La sanction pénale du « travail dissimulé » (même au vu et au su de tous !) peut aller jusqu’à 3 ans d’emprisonnement et 45.000 euros d’amende. Cette sanction est aggravée dans diverses situations. Si, par exemple, le travail au noir concerne une personne mineure, vulnérable ou dépendante, la peine peut aller jusqu’à 5 ans d’emprisonnement et 75.000 euros d’amende.

«On a été déconnectés de manière barbare, tout ce qu’ils ont dit c’est : document frauduleux», déplore un livreur ivoirien préférant conserver l’anonymat et qui présente un taux de satisfaction de 99% sur l’application après un an de livraison pour Uber Eats.

Ces désactivations sont la conséquence d’une charte gouvernementale, se justifie Uber.

L’audit qui a justifié la déconnexion est la conséquence de la signature d’une «charte» avec le gouvernement signée le 20 novembre 2020 pour «harmoniser les pratiques de contrôle entre plateformes» et lutter contre la sous-location illégale de comptes de livreurs. Les 60.000 comptes actifs ont donc été audités «par un prestataire externe» qui a identifié 2.500 profils considérés comme frauduleux.

Elisabeth Borne, alors ministre du Travail, et Jean-Baptiste Djebarri, ministre des Transports, ont poussé à la signature en mars 2020 d’une charte où les quatre principales plateformes de livraison, dont Uber Eats, s’engagent à davantage lutter contre la fraude, notamment via des contrôles d’identité plus poussés.

Signée sous la pression du gouvernement, la charte vise à lutter contre le travail illégal. La ministre du Travail, Elisabeth Borne, voulait responsabiliser les plateformes et lutter contre la sous-location des comptes de livreurs, derrière lesquels se cache une obscure réalité : droits du travail bafoués, travail illégal… Les polémiques ont enflé sur plusieurs entreprises employant des livreurs en tant que travailleurs indépendants.

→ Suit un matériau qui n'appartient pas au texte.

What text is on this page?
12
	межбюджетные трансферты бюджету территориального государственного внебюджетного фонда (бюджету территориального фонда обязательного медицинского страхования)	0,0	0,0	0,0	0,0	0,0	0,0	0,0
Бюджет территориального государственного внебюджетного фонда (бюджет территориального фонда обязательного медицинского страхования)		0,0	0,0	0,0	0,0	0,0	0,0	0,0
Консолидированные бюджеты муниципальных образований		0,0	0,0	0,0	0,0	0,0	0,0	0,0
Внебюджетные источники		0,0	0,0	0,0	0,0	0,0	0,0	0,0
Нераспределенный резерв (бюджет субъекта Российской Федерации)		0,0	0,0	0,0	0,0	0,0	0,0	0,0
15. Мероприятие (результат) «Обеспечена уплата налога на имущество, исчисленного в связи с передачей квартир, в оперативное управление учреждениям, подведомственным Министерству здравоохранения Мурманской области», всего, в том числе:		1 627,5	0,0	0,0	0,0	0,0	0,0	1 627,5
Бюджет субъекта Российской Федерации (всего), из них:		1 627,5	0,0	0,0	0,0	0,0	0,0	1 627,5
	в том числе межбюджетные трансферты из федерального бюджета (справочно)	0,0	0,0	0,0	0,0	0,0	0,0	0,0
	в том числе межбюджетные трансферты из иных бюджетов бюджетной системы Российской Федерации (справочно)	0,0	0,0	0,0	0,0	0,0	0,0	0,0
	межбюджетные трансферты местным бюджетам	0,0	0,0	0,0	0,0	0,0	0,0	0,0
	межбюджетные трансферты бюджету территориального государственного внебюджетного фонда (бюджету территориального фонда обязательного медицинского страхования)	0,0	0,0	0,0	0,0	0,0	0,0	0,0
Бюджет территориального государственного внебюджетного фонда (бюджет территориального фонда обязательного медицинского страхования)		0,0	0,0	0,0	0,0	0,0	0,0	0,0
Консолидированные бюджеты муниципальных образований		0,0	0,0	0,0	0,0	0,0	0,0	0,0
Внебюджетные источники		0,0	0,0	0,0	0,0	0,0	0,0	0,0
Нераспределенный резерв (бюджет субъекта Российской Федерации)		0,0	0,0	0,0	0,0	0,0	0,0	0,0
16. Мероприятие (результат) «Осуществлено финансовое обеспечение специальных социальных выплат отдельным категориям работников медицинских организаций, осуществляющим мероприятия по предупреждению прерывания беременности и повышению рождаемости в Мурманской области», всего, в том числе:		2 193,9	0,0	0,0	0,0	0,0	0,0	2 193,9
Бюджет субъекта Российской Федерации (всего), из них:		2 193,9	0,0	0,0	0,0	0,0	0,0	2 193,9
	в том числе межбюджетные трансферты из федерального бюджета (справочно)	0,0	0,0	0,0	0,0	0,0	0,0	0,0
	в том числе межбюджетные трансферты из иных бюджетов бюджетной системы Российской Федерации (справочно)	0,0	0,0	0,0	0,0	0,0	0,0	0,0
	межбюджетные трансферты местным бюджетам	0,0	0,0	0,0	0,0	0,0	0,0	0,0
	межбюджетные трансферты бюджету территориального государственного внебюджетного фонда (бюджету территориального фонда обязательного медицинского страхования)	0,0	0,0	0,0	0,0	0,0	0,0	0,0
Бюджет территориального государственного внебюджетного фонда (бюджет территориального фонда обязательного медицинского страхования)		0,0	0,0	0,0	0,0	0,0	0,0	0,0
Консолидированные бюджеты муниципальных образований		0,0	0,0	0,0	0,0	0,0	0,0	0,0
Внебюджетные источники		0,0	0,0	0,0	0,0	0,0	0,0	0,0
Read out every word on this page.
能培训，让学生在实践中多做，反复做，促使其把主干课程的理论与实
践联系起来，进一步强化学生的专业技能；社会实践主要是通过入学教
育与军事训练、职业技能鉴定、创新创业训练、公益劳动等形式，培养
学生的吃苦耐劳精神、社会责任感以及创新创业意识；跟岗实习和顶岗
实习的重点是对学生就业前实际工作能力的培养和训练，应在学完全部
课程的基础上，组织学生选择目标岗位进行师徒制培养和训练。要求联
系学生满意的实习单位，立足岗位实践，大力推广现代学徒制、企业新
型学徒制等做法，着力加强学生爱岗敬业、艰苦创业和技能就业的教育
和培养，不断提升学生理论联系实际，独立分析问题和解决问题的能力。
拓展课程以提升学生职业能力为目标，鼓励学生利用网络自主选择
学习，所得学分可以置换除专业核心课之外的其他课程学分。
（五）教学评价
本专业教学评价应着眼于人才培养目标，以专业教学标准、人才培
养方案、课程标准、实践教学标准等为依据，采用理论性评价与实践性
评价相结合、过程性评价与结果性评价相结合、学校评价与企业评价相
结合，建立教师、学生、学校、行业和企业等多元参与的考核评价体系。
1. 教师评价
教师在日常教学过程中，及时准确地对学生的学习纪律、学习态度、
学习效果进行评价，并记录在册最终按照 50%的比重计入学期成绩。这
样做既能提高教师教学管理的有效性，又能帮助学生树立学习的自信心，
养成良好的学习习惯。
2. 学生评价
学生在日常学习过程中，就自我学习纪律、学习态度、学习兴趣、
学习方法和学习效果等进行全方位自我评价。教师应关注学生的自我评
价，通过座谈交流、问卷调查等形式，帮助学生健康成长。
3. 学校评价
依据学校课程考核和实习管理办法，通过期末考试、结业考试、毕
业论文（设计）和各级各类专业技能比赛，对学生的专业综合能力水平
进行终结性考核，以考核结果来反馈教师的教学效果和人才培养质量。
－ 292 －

Alors, pour changer les pratiques et rassurer la clientèle, plusieurs plateformes (Deliveroo, Frichti, Uber­ Eats et Stuart) ont signé cette charte le mardi 5 avril. 

En général, des travailleurs indépendants sous-louent leur compte à des personnes en situation irrégulière et/ou mineures en échange d’une commission.

Tous les livreurs interrogés reconnaissent avoir utilisé des papiers d’identité ne leur appartenant pas, faux ou volés, pour créer leur profil, avec l’aide d’associations (et leurs hommes de …loi !), mais dénoncent néanmoins l’hypocrisie d’Uber.

«Pendant trois ans j’ai travaillé comme ça pour eux», s’indigne Ismaël Meïté, un Ivoirien de 32 ans sans-papiers. « Ils savaient très bien que la pièce d’identité et la photo de profil n’étaient pas identiques mais ça n’a pas posé de problème. Pendant le Covid on a travaillé énormément et maintenant ils disent qu’on n’est pas conformes ?», dénonce-t-il.

En cas de contrôle, vous devrez rembourser les montants touchés indûment comme des prestations sociales ou des allocations chômage. Ces remboursements peuvent être assortis de pénalités financières ou des sanctions administratives ou pénales complémentaires.